Sometimes when finishing up a course, I wonder how it got from the inside of my head to the training platform.  And then I realise I am generally staring at one sheet of A4 that shows me.  Look!

DSC_0107

What a mess, huh?  And yet every scribble on that one piece of paper (and I only EVER need one piece of paper) links to everything else in my head around that specific topic, from random thoughts to newspaper articles to online jokes to the academic papers that Google Scholar throws at me every morning.

Sometimes the human brain just stuns me.
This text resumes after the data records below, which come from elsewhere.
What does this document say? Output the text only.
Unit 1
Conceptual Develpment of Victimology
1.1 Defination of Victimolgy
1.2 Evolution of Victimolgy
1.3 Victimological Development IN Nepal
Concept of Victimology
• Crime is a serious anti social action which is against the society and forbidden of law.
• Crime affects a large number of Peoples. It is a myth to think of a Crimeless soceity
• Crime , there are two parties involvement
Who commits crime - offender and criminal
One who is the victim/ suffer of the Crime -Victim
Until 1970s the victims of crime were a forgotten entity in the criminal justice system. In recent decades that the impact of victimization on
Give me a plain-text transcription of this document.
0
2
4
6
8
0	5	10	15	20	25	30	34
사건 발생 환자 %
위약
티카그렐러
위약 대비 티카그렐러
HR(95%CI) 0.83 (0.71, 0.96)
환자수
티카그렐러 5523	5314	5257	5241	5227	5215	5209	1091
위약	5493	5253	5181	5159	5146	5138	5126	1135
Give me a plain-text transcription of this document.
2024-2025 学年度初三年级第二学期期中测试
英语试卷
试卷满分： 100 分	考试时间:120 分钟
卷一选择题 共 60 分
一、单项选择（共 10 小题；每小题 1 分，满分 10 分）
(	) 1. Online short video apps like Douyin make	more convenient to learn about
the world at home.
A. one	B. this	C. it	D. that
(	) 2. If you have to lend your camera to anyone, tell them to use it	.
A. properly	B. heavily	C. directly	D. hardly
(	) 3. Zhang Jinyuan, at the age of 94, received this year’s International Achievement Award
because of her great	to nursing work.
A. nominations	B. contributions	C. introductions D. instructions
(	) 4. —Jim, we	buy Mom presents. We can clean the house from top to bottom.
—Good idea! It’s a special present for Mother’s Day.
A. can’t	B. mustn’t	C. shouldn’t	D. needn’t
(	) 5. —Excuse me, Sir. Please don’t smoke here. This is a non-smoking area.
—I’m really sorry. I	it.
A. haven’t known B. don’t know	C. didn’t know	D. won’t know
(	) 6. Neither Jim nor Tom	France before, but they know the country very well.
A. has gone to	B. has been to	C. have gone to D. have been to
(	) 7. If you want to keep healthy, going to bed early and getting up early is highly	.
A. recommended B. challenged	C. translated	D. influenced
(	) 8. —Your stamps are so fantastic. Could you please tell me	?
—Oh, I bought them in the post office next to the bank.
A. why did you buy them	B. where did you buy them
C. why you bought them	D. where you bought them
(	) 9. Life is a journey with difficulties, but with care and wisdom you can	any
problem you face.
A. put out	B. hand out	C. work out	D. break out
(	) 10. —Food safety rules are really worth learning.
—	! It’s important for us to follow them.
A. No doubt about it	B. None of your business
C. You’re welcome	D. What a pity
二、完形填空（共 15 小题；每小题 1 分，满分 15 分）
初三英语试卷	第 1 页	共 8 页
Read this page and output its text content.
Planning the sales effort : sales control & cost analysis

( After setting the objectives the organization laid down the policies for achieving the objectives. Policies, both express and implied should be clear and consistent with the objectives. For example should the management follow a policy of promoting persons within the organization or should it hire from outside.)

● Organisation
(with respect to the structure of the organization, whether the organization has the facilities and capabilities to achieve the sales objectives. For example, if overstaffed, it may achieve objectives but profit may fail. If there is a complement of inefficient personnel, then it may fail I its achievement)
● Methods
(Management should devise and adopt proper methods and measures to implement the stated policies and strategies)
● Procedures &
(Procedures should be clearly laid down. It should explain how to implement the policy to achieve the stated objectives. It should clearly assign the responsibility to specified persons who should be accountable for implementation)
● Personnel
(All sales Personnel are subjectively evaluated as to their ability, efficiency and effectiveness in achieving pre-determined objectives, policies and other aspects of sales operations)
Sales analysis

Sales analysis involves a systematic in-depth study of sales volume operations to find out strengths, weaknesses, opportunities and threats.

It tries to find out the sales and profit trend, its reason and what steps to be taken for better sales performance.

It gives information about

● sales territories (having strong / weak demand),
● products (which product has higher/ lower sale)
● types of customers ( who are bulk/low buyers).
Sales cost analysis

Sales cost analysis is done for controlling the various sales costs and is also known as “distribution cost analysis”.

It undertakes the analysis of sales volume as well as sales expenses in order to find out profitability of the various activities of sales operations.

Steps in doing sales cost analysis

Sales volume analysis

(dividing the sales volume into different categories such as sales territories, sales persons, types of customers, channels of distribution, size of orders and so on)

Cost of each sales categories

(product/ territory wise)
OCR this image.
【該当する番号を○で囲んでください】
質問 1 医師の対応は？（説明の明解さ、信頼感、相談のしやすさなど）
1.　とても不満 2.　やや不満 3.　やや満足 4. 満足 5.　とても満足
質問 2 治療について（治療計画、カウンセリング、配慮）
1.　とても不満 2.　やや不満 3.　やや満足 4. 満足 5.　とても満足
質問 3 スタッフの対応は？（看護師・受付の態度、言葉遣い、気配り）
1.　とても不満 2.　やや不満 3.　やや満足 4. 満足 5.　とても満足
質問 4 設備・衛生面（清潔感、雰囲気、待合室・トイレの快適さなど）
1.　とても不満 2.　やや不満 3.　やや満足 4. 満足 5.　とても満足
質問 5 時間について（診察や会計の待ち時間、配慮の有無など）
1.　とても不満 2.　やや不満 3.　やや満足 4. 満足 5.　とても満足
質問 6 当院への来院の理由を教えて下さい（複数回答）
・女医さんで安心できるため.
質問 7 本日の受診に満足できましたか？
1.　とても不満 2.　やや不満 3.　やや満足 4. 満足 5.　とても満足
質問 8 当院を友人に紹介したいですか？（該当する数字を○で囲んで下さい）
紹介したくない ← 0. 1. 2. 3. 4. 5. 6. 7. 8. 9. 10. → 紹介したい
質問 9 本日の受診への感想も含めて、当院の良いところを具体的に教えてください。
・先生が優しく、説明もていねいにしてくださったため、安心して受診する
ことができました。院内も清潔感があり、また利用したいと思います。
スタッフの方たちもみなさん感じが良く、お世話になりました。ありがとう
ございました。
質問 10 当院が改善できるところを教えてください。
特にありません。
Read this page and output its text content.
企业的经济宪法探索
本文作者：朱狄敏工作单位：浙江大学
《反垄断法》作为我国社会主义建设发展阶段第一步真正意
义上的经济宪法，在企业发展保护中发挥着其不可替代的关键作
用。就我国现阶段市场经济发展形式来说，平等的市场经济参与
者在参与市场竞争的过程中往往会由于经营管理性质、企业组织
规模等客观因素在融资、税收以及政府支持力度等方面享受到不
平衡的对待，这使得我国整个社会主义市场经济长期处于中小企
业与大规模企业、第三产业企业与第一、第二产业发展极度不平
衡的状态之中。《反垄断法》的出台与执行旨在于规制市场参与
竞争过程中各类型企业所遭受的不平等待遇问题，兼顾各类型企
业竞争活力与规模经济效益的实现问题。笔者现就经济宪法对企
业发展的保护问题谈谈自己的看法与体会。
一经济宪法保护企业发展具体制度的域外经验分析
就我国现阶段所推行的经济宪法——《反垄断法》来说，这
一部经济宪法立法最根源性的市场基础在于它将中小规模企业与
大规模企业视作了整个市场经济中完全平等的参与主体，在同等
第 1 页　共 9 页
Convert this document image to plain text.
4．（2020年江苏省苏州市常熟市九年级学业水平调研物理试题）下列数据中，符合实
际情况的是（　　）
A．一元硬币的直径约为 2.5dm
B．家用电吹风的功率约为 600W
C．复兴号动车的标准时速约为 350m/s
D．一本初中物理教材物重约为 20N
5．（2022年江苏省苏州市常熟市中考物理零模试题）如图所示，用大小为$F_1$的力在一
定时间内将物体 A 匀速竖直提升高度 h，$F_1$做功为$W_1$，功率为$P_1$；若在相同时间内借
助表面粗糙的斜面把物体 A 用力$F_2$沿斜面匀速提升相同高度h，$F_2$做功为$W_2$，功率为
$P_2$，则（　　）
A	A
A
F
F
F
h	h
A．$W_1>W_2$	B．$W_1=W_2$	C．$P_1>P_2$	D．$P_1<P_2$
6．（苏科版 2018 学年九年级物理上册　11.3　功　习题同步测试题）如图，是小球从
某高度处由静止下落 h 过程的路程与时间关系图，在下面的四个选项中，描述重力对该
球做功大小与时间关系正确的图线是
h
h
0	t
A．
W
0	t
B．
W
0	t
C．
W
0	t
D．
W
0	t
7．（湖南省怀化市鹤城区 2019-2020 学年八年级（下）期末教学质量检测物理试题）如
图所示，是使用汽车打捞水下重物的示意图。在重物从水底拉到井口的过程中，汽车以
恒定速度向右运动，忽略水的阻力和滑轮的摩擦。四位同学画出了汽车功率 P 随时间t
As Einstein said, “Computers are incredibly fast, accurate and stupid; humans are incredibly slow, inaccurate and brilliant; together they are powerful beyond imagination.”  Of course, he also said that technology has exceeded our humanity, but that’s a point I disagree with anyway 😉

I love technology.  That’s not a secret.  I also love my profession. Slamming those two things together in a coherent and ethically delivered way – not only educating others to advance confidently into the CyberCulture we now live and work in but also mentoring the innovators of the future to ensure the helping professions remain current and relevant in society – is my life’s work.

And if all you need is a pen and a sheet of paper like I often do, with no plug socket or wire in sight, remember that you are still using technology.  Douglas Adams taught me to think that way about chairs back in 1999. And in my world, you don’t get a better teacher than him.